CrowdOut, a non-bank lender for middle-market companies, said in a statement that it’s continuing to support Punch Bowl Social and working with the management team to navigate through the pandemic. 

“Restaurants across the country are experiencing duress that has never been seen in the industry,” said Alexander Schoenbaum, CEO of CrowdOut, in a statement. “Robert and his team have built an incredible brand we believe in, and we are confident in Punch Bowl Social and its team to work through these difficult and unprecedented days. We look forward to seeing Punch Bowl reopen its doors to the public as soon as it is safe and practicable.”

“For the past two years, CrowdOut has been a loyal partner to Punch Bowl Social as we grew to 20 units in 17 markets across the country,” Thompson said in a statement. “None of us could have prepared for COVID-19, which has had, and will continue to have, massive economic and public health impacts across the world. The restaurant industry has been one of the hardest hit and we were not immune. We have temporarily closed our locations and significantly reduced both our staff and operations in order to re-emerge on the other side of this global pandemic. In these turbulent times, we appreciate CrowdOut’s support and are grateful for our strong and beneficial partnership, now and in the future.”
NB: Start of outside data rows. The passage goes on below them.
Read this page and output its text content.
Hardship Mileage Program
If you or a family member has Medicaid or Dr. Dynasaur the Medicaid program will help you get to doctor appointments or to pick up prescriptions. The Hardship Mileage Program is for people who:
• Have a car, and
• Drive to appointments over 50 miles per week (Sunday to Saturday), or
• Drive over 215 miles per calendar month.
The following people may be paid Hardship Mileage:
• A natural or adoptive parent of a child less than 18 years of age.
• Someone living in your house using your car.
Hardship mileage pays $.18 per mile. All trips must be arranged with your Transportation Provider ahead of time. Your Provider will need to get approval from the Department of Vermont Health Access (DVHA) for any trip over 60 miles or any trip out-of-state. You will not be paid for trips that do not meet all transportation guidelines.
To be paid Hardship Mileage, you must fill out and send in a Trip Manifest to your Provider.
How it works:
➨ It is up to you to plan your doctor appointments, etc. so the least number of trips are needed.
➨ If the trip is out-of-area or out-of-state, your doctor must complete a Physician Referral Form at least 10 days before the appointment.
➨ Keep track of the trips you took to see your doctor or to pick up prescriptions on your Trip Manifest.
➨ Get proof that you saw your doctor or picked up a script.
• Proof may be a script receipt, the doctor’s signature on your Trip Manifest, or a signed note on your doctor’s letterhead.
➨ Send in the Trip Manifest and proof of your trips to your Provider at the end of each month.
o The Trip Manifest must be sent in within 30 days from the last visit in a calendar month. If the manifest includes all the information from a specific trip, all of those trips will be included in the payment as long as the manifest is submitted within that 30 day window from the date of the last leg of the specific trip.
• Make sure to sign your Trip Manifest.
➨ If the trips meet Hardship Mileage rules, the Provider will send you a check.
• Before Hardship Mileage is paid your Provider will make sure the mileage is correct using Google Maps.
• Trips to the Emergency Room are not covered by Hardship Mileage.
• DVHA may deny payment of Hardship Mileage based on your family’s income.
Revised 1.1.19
In July 2019, Cracker Barrel purchased a majority interest in Punch Bowl Social. The company valued the equity investment at $79.5 million at the end of January.
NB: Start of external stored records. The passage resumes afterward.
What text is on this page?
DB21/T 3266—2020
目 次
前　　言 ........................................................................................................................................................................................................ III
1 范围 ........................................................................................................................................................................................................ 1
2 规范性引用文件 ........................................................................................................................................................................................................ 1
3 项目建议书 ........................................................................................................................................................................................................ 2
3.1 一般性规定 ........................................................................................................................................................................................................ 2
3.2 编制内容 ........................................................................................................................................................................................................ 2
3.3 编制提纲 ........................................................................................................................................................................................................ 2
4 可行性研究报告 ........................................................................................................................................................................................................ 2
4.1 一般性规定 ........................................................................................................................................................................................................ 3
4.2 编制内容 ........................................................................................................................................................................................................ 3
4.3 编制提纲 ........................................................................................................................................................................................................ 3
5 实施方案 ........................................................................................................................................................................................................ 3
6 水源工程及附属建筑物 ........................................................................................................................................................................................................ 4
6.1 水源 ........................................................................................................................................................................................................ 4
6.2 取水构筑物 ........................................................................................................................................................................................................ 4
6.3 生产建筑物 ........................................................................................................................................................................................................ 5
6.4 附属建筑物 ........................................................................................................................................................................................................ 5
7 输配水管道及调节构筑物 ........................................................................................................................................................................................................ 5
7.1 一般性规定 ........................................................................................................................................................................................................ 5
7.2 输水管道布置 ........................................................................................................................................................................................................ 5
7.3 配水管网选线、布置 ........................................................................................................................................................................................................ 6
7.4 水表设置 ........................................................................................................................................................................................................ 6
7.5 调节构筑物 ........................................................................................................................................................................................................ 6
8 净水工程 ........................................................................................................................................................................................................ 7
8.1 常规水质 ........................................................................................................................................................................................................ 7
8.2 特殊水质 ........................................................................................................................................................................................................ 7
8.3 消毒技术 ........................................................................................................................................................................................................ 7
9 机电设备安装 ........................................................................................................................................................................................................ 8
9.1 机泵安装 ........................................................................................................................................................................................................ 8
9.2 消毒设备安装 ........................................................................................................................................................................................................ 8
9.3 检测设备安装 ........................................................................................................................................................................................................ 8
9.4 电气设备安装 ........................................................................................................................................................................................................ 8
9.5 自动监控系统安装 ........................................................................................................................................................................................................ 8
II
Launched in 2012 by Thompson, Punch Bowl Social blends activities, including shuffleboard, ping-pong, bowling, pinball, and Skee-Ball with food specialties like pan-fried pork chops and chicken and waffles.

Cracker Barrel CFO Jill Golder had high expectations for Punch Bowl Social, even saying during the company’s Q4 review that it had the potential to reach 100 domestic units. She viewed the investment as a way to “drive long-term value creation.” The company wanted to use it as an opportunity to engage new demographics, specifically millennials and Generation Z. Back when Cracker Barrel made the purchase, Punch Bowl Social reported targeted average-unit volumes in the $7 million to $8 million range, with new unit store-level EBITDA excluding preopening of 17 percent or higher.

Eatertainment brands across the country have taken a hit during the COVID-19 pandemic. Dave & Buster’s, which owns 136 units across 39 states, Puerto Rico, and Canada, has seen its stock plunge substantially since mandated closures of dining rooms. Main Event Entertainment and Pinstripes closed all of their locations. Chuck E. Cheese closed its entertainment venues, but is remaining open for carryout and delivery.

Cracker Barrel operates 664 units and 28 Maple Street Biscuit Company locations across 45 states. Most of the stores have been operating via pick-up and delivery. The company has yet to close any locations but that is subject to change. 

The brand also provided notice to its lenders to borrow the remaining available amount under its revolving credit facility so that a total of approximately $947 million is currently outstanding.